Different analytical techniques have been used to measure conjugated BPA concentrations in human serum [36]. The gas chromatography-mass spectrometry, high performance liquid chromatography and ELISA are considered reliable methods to measure trace levels of BPA in biological samples [36]. In our study, we used ELISA method for the measurement of serum BPA.
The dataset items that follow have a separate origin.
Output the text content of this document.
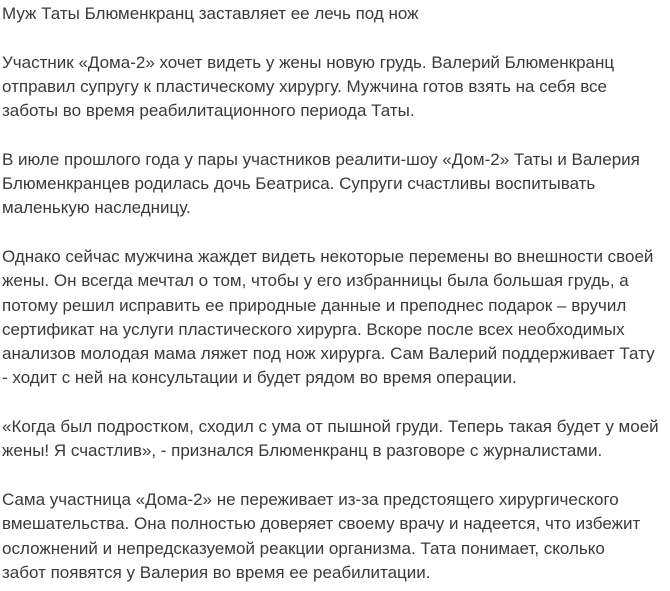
Муж Таты Блюменкранц заставляет ее лечь под нож

Участник «Дома-2» хочет видеть у жены новую грудь. Валерий Блюменкранц
отправил супругу к пластическому хирургу. Мужчина готов взять на себя все
заботы во время реабилитационного периода Таты.

В июле прошлого года у пары участников реалити-шоу «Дом-2» Таты и Валерия
Блюменкранцев родилась дочь Беатриса. Супруги счастливы воспитывать
маленькую наследницу.

Однако сейчас мужчина жаждет видеть некоторые перемены во внешности своей
жены. Он всегда мечтал о том, чтобы у его избранницы была большая грудь, а
потому решил исправить ее природные данные и преподнес подарок – вручил
сертификат на услуги пластического хирурга. Вскоре после всех необходимых
анализов молодая мама ляжет под нож хирурга. Сам Валерий поддерживает Тату
- ходит с ней на консультации и будет рядом во время операции.

«Когда был подростком, сходил с ума от пышной груди. Теперь такая будет у моей
жены! Я счастлив», - признался Блюменкранц в разговоре с журналистами.

Сама участница «Дома-2» не переживает из-за предстоящего хирургического
вмешательства. Она полностью доверяет своему врачу и надеется, что избежит
осложнений и непредсказуемой реакции организма. Тата понимает, сколько
забот появятся у Валерия во время ее реабилитации.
Our study has some limitations, firstly, we could not measure BPA in direct adrenal tissue samples. Another limitation is that we do not know exactly how often our patients use polycarbonate plastic containers as eating, drinking and storage containers and how much they are exposed to BPA-containing products. We prepared a questionnaire form to examine BPA exposure of the patient and control group. However, we could not reach a significant part of the participants from the patient and control groups due to the COVID 19 pandemic. We were not able to directly measure BPA levels in drinks and foods consumed. On the other hand, where our study has been conducted is an industrial area. Factories related to oil refinery and defense industry are localized in this area, so we think that exposure may occur through other ways we cannot measure, such as breathing air. As the third, BPA levels were measured cross-sectionally in our study, but it would be better to use the mean values by making serial measurements.

As a conclusion, the mechanisms of NFAI development have not been fully elucidated yet, and increasing BPA exposure with developing industrialization may be important in NFAI subjects. In order to reduce BPA exposure, limiting the use of plastic prepackaged products, plastic containers and taking safety precautions are necessary for public health.